One Hawke's Bay primary school has found an unusual subject for their school production - kauri dieback.

Kauri - The Giant of the Forest involved all 460 children at Flaxmere Primary School, across all year levels and focused on how to protect native Kauri from dieback disease.

School principal Robyn Isaacson said the production grew in scope until every student in the school worked on a facet of it for the final term of the year.

"There has really been a huge amount of learning – the kids are actually teaching the teachers about information they have found out," she said.


"To have every one of our students on stage performing, to be hearing the message and communicating the message has been amazing."

The musical was written by teacher Michael Sharp.

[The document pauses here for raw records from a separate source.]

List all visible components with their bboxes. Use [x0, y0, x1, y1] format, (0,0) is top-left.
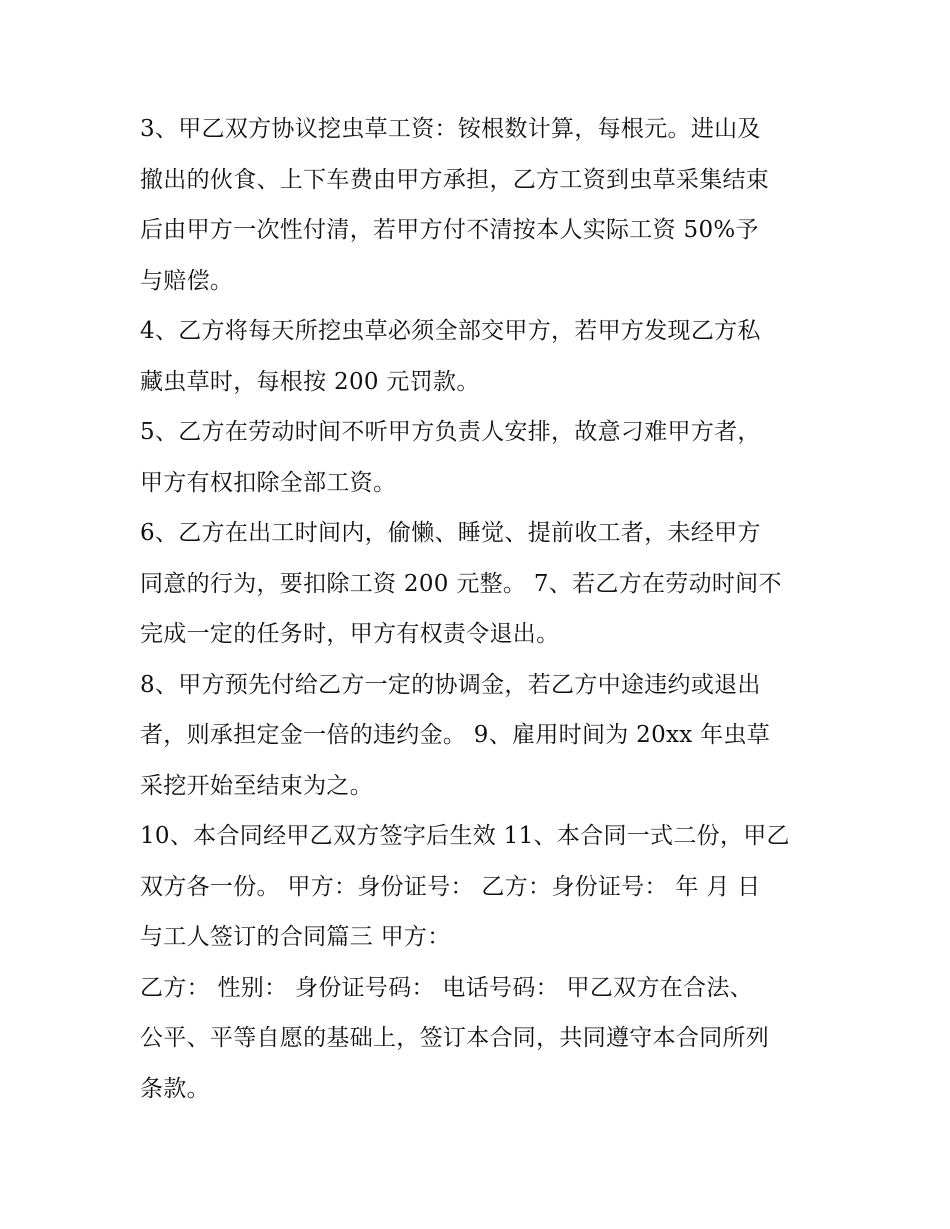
text-line: 10、本合同经甲乙双方签字后生效 11、本合同一式二份，甲乙 — [140, 823, 790, 849]
text-line: 4、乙方将每天所挖虫草必须全部交甲方，若甲方发现乙方私 — [140, 318, 761, 344]
text-line: 3、甲乙双方协议挖虫草工资：铵根数计算，每根元。进山及 — [140, 116, 761, 142]
text-line: 与工人签订的合同篇三 甲方： — [140, 924, 451, 950]
text-line: 甲方有权扣除全部工资。 — [140, 469, 397, 496]
text-line: 同意的行为，要扣除工资 200 元整。 7、若乙方在劳动时间不 — [140, 570, 782, 597]
text-line: 与赔偿。 — [140, 267, 234, 294]
text-line: 5、乙方在劳动时间不听甲方负责人安排，故意刁难甲方者， — [140, 419, 761, 445]
text-line: 者，则承担定金一倍的违约金。 9、雇用时间为 20xx 年虫草 — [140, 722, 771, 748]
text-line: 藏虫草时，每根按 200 元罚款。 — [140, 368, 480, 395]
document-body — [140, 104, 820, 1114]
text-line: 撤出的伙食、上下车费由甲方承担，乙方工资到虫草采集结束 — [140, 166, 770, 193]
text-line: 公平、平等自愿的基础上，签订本合同，共同遵守本合同所列 — [140, 1025, 770, 1051]
text-line: 完成一定的任务时，甲方有权责令退出。 — [140, 621, 560, 647]
text-line: 条款。 — [140, 1075, 210, 1102]
text-line: 乙方： 性别： 身份证号码： 电话号码： 甲乙双方在合法、 — [140, 974, 753, 1001]
text-line: 后由甲方一次性付清，若甲方付不清按本人实际工资 50%予 — [140, 217, 759, 243]
text-line: 双方各一份。 甲方：身份证号： 乙方：身份证号： 年 月 日 — [140, 873, 761, 900]
text-line: 8、甲方预先付给乙方一定的协调金，若乙方中途违约或退出 — [140, 671, 761, 698]
text-line: 6、乙方在出工时间内，偷懒、睡觉、提前收工者，未经甲方 — [140, 520, 761, 546]
text-line: 采挖开始至结束为之。 — [140, 772, 373, 799]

"I wanted to make it really relevant for kids and poignant and timeless," he said.

"It doesn't just comment on the issues relating to the kauri, it also comments on issues relating to climate change and sustainability, and the fact that we need to clean up our act with regard to plastic waste in the ocean and all that kind of stuff.

"Every classroom has taken ownership of learning of native birds, the New Zealand forest, what it means to be in a political protest – all that sort of social action stuff.

"The best thing is that the whole school has been in this massive enquiry."

While Hawke's Bay was out of the tree's natural range, Sharp said kauri dieback was everyone's concern.

"It's not just about where it is positioned. It is the fact that the kauri is our national treasure. It is native to us.


He hoped to tour a smaller version of the show to visit Tāne Mahuta in Northland.

"We have got the fire in the belly to get us a big bus and take maybe 30 or 40 kids on a roadshow through the North Island up to a Waipoua Forest.

"On the way we want to stop and we want to perform in primary schools and spread the word that we need to save our kauri."